Search code examples
regextagsserver-sidedetection

Regex to find all <body> tags not written by server-side code


I've been trying to create this Regex but it's driving me crazy. What I basically need is a regex that detects all <body> tags which are not written through my server-side code. My plan is to replace all those <body> tags by something like <body><%=CallToFunction()%>.

(This is part of a search & replace within UltraEdit.)

E.g:

<body>                                          //should be found
<body class="normal">                           //should be found
<body class="<% Response.Write("normal") %>"    //should be found
<html><body class="normal">                     //should be found

Response.Write("<body class=""normal"">")       //should not be found (a)
Response.Write(" <body>")                       //should not be found (b)
Response.Write("<html><body><h1>...")           //should not be found (c)

message = "<html><body>...</body></html>"       //should not be found (d)
Response.Write(message)

Response.Write("<html>
                <head></head>
                <body class=""normal"">
                    <h1>...</h1>")              //should not be found (e)

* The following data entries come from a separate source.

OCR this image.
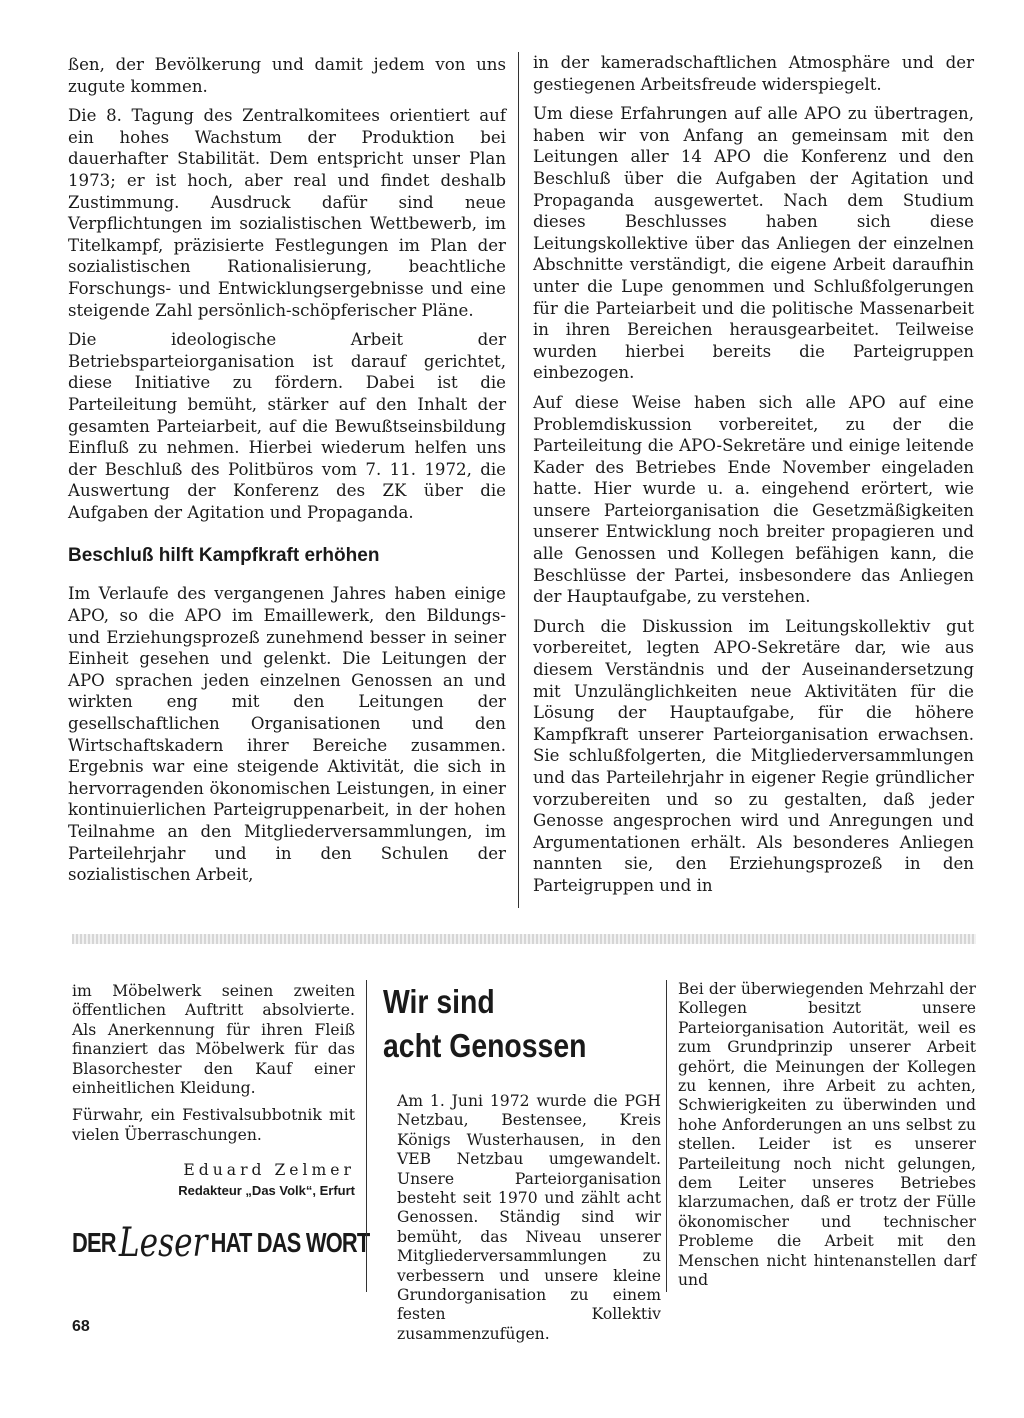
ßen, der Bevölkerung und damit jedem von uns zugute kommen.

Die 8. Tagung des Zentralkomitees orientiert auf ein hohes Wachstum der Produktion bei dauerhafter Stabilität. Dem entspricht unser Plan 1973; er ist hoch, aber real und findet deshalb Zustimmung. Ausdruck dafür sind neue Verpflichtungen im sozialistischen Wettbewerb, im Titelkampf, präzisierte Festlegungen im Plan der sozialistischen Rationalisierung, beachtliche Forschungs- und Entwicklungsergebnisse und eine steigende Zahl persönlich-schöpferischer Pläne.

Die ideologische Arbeit der Betriebsparteiorganisation ist darauf gerichtet, diese Initiative zu fördern. Dabei ist die Parteileitung bemüht, stärker auf den Inhalt der gesamten Parteiarbeit, auf die Bewußtseinsbildung Einfluß zu nehmen. Hierbei wiederum helfen uns der Beschluß des Politbüros vom 7. 11. 1972, die Auswertung der Konferenz des ZK über die Aufgaben der Agitation und Propaganda.

Beschluß hilft Kampfkraft erhöhen

Im Verlaufe des vergangenen Jahres haben einige APO, so die APO im Emaillewerk, den Bildungs- und Erziehungsprozeß zunehmend besser in seiner Einheit gesehen und gelenkt. Die Leitungen der APO sprachen jeden einzelnen Genossen an und wirkten eng mit den Leitungen der gesellschaftlichen Organisationen und den Wirtschaftskadern ihrer Bereiche zusammen. Ergebnis war eine steigende Aktivität, die sich in hervorragenden ökonomischen Leistungen, in einer kontinuierlichen Parteigruppenarbeit, in der hohen Teilnahme an den Mitgliederversammlungen, im Parteilehrjahr und in den Schulen der sozialistischen Arbeit,

in der kameradschaftlichen Atmosphäre und der gestiegenen Arbeitsfreude widerspiegelt.

Um diese Erfahrungen auf alle APO zu übertragen, haben wir von Anfang an gemeinsam mit den Leitungen aller 14 APO die Konferenz und den Beschluß über die Aufgaben der Agitation und Propaganda ausgewertet. Nach dem Studium dieses Beschlusses haben sich diese Leitungskollektive über das Anliegen der einzelnen Abschnitte verständigt, die eigene Arbeit daraufhin unter die Lupe genommen und Schlußfolgerungen für die Parteiarbeit und die politische Massenarbeit in ihren Bereichen herausgearbeitet. Teilweise wurden hierbei bereits die Parteigruppen einbezogen.

Auf diese Weise haben sich alle APO auf eine Problemdiskussion vorbereitet, zu der die Parteileitung die APO-Sekretäre und einige leitende Kader des Betriebes Ende November eingeladen hatte. Hier wurde u. a. eingehend erörtert, wie unsere Parteiorganisation die Gesetzmäßigkeiten unserer Entwicklung noch breiter propagieren und alle Genossen und Kollegen befähigen kann, die Beschlüsse der Partei, insbesondere das Anliegen der Hauptaufgabe, zu verstehen.

Durch die Diskussion im Leitungskollektiv gut vorbereitet, legten APO-Sekretäre dar, wie aus diesem Verständnis und der Auseinandersetzung mit Unzulänglichkeiten neue Aktivitäten für die Lösung der Hauptaufgabe, für die höhere Kampfkraft unserer Parteiorganisation erwachsen. Sie schlußfolgerten, die Mitgliederversammlungen und das Parteilehrjahr in eigener Regie gründlicher vorzubereiten und so zu gestalten, daß jeder Genosse angesprochen wird und Anregungen und Argumentationen erhält. Als besonderes Anliegen nannten sie, den Erziehungsprozeß in den Parteigruppen und in

im Möbelwerk seinen zweiten öffentlichen Auftritt absolvierte. Als Anerkennung für ihren Fleiß finanziert das Möbelwerk für das Blasorchester den Kauf einer einheitlichen Kleidung.

Fürwahr, ein Festivalsubbotnik mit vielen Überraschungen.

Eduard Zelmer
Redakteur „Das Volk“, Erfurt
DER Leser HAT DAS WORT
Wir sind
acht Genossen

Am 1. Juni 1972 wurde die PGH Netzbau, Bestensee, Kreis Königs Wusterhausen, in den VEB Netzbau umgewandelt. Unsere Parteiorganisation besteht seit 1970 und zählt acht Genossen. Ständig sind wir bemüht, das Niveau unserer Mitgliederversammlungen zu verbessern und unsere kleine Grundorganisation zu einem festen Kollektiv zusammenzufügen.

Bei der überwiegenden Mehrzahl der Kollegen besitzt unsere Parteiorganisation Autorität, weil es zum Grundprinzip unserer Arbeit gehört, die Meinungen der Kollegen zu kennen, ihre Arbeit zu achten, Schwierigkeiten zu überwinden und hohe Anforderungen an uns selbst zu stellen. Leider ist es unserer Parteileitung noch nicht gelungen, dem Leiter unseres Betriebes klarzumachen, daß er trotz der Fülle ökonomischer und technischer Probleme die Arbeit mit den Menschen nicht hintenanstellen darf und

68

The regex I have currently is: ([^"]<body.*[^>]*>). But the problem there is that it will still find <body> tags with a space between the <body> and the " (see example (a)). It would also still find (c).

And for (e) I am really clueless. Wondering if that is even possible to detect.

Can anyone help me?

Thanks!

EDIT

I now have ^(?!Response|")(<body.*[^>]*>) which works pretty well. But it doesn't work when the <body> tag is indented in the document. So I'd need something like <body prepended by anything (or nothing) other than Response or ".

ANSWER

The regex I eventually ended up using was based on Michael Allen's answer and was:

^(?!Response|")([\t ]*)(<body.*[^>]*>)

It did not solve (e) but I guess I'll do some manual work for those cases then.


Solution

  • Not really sure how you would deal with the last example but the following regex will match correctly with every other example you provided.

    ^(?!Response).*<body.*>
    

    The trick here is using the Negative lookahead to knock out any matches that contains Response at the beginning.

    Hopefully thats a start for you.